Paul Ballard

Personal information
- Full name: Paul Ballard
- Date of birth: May 17, 1983 (age 42)
- Place of birth: New Westminster, British Columbia, Canada
- Height: 5 ft 11 in (1.80 m)
- Position: Defender

Youth career
- 2003–2006: Trinity Western Spartans

Senior career*
- Years: Team / Apps / (Gls)
- 2007: Vancouver Whitecaps Residency
- 2008: Aziz Kara
- 2009: Cleveland City Stars / 15 / (0)
- 2010–2012: Abbotsford Mariners / 1 / (0)

= Paul Ballard (soccer) =

Canadian soccer coach

Paul Ballard (born May 17, 1983 in New Westminster, British Columbia) is a Canadian soccer coach. He is currently the head coach of the women's soccer program at Bishop's University.

==Career==

Ballard received his UEFA A coaching license from IFA in 2018. He is currently the director of soccer at Bishop's University and the head coach of the varsity women's soccer team.

Ballard started his coaching career in Langley with the Langley United Soccer Association, where he was awarded the Fraser Valley coach of the year.

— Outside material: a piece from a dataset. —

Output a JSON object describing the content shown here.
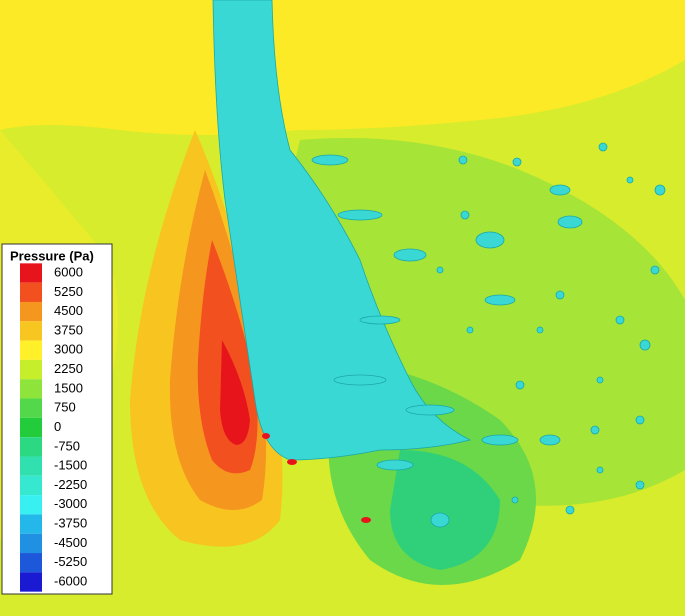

He was also an assistant coach with the Trinity Western Men's soccer team from 2012 to 2016.

===University===
Ballard played college soccer at Trinity Western, where he was a four-time Canada West Conference First Team All-Star, a two-time All-Canadian in 2005 and 2006, and the Trinity Western University Athlete of the Year in both 2005 and 2006. He graduated with an undergrad degree in 2006. He completed his master's degree in leadership in 2017 at Trinity Western University.

===Professional===
Ballard began his professional career playing in Vancouver Whitecaps developmental program, with Vancouver Whitecaps Residency in the Pacific Coast Soccer League.

After spending the 2008 season playing in South Africa with F.C. AK in the National First Division, Ballard joined the Cleveland City Stars of the USL First Division on April 20, 2009. He played 15 games for Cleveland before being released at the end of the season when the club folded.

Having been unable to secure a professional contract elsewhere, Ballard signed to play for Abbotsford Mariners in the USL Premier Development League in 2010.

From 2010 to 2012, Paul played in the NIFL Championship 1 in Northern Ireland with H&W Welders and Dundela FC. Due to multiple serious knee injuries, Paul retired from professional soccer at the end of the 2012 season.